全国で相次ぐ自然災害――。9月以降でも、大阪が台風21号の直撃で高潮などの被害に遭い、関西空港は閉鎖に追い込まれたし、北海道では胆振東部地方を震源とする最大震度7の巨大地震が襲った。西日本や九州では今も復興作業が続いている。
列島はどこも被害ばかりだが、最も恐れられているのが富士山の大噴火である。その時、いったい何が起こるのか。日本人であれば知っておくべきだ。
■10センチ積もるだけで都心はパニック
気象庁気象研究所が「大規模噴火時の火山現象の即時把握及び予測技術の高度化に関する研究」を発表した。
簡単にいえば、富士山の大規模噴火(宝永噴火)の降灰量シミュレーション。1707年12月に起きた宝永噴火の噴煙の高さや継続時間の推定値を、実際の風向きなどの気象データ(2015~17年)に当てはめて推計したものである。

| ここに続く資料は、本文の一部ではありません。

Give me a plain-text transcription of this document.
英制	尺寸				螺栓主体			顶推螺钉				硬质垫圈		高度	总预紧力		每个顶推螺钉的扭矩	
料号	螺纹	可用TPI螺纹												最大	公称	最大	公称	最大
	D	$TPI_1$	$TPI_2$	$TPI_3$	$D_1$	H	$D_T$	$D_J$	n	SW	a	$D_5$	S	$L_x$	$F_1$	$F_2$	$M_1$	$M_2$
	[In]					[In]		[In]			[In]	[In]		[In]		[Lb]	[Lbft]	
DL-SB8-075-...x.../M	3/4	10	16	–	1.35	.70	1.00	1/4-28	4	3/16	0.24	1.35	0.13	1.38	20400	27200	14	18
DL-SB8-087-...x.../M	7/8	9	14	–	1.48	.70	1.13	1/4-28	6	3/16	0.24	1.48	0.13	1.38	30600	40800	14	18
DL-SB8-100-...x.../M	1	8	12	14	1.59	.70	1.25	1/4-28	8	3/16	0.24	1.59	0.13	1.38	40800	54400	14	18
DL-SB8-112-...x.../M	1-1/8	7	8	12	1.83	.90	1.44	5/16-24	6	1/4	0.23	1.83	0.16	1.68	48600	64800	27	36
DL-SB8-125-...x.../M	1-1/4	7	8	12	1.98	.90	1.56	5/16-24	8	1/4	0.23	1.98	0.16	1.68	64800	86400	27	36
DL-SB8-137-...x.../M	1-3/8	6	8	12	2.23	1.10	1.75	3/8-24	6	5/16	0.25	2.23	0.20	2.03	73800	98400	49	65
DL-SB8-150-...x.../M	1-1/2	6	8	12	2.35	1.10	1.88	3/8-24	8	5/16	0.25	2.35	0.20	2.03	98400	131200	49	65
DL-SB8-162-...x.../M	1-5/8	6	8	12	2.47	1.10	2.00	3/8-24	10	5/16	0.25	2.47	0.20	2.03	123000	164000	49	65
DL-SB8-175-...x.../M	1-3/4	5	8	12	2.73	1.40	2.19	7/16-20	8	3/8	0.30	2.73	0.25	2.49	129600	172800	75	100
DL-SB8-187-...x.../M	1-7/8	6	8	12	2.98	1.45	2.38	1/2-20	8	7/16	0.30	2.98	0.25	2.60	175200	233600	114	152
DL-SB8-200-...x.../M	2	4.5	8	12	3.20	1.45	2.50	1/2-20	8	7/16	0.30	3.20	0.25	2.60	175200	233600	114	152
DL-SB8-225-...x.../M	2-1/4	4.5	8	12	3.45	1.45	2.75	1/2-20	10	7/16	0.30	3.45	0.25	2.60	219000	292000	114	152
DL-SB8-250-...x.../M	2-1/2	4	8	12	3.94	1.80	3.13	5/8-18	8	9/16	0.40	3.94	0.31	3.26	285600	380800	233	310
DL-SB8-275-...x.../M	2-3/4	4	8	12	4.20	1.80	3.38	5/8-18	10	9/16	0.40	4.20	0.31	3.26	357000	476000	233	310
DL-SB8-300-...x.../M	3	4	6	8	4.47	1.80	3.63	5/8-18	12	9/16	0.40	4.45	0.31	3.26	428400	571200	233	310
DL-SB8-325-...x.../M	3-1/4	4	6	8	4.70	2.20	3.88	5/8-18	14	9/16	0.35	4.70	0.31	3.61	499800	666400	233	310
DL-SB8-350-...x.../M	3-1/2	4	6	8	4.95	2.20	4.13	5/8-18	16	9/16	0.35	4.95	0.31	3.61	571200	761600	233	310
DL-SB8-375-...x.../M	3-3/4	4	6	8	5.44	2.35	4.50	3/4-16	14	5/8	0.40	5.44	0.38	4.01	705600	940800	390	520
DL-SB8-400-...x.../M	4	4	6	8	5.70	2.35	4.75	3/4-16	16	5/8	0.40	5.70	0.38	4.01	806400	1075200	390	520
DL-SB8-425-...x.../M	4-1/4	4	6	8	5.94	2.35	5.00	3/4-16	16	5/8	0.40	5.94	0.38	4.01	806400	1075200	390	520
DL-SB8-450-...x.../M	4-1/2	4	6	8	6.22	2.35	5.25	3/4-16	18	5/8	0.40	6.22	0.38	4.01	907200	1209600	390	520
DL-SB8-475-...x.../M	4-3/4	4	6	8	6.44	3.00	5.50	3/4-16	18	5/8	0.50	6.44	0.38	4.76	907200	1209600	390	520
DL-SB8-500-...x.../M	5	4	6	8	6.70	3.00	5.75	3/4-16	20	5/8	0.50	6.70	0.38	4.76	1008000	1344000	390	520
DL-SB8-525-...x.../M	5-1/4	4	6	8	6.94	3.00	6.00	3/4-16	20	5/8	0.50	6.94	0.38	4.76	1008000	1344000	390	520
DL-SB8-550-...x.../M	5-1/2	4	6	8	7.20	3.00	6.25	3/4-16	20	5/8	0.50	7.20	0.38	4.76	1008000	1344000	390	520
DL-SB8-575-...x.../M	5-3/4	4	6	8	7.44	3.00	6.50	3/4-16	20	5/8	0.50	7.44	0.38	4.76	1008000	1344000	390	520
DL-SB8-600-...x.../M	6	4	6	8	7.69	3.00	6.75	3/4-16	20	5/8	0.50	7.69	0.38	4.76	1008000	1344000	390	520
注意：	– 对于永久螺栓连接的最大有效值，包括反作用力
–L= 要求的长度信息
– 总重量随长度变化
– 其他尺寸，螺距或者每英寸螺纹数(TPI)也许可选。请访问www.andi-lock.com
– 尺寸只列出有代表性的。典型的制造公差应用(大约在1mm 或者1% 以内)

その結果が恐ろしい。東京都心部の降灰量は10センチ以上になるという。研究に携わった、同研究所火山研究部の新堀敏基主任研究官は言う。
「3年間のデータを基に1096件の降灰事例を出しました。その結果、東京・大手町(都心部全般)は36事例で降灰量が10センチ以上になることが分かりました。
確率にすると3%ですが、大きな数字と捉えています。実際の宝永噴火の降灰分布を見ても十分にあり得る値です」
たかだか10センチでもバカにできないし、そもそも10センチは最低ラインと考えておいた方がいい。全パターンを重ね合わせた最大降灰量の分布図を見ると、神奈川全域、東京都、静岡、山梨各県の一部では最大30センチ~1メートルだ。
神奈川、静岡、山梨各県の一部地域では1メートルを超える。千葉、茨城、埼玉各県でも、最大10~30センチとなる可能性を指摘している。
宝永噴火では降灰が16日間続いた。同じように富士山が噴火した場合、山梨県と静岡県で75万人の避難者が出ると推定されている。
東京都心に住む場合、一斉避難は物理的に無理だろう。火山灰が舞う中での生活を強いられることになりそうだ。
気象庁が降灰予報で使用する降灰量階級表を見ると、1ミリ以上の降灰で地面は灰色に染まる。視界も濁るという。要するに、みんな身動きができなくなるのだ。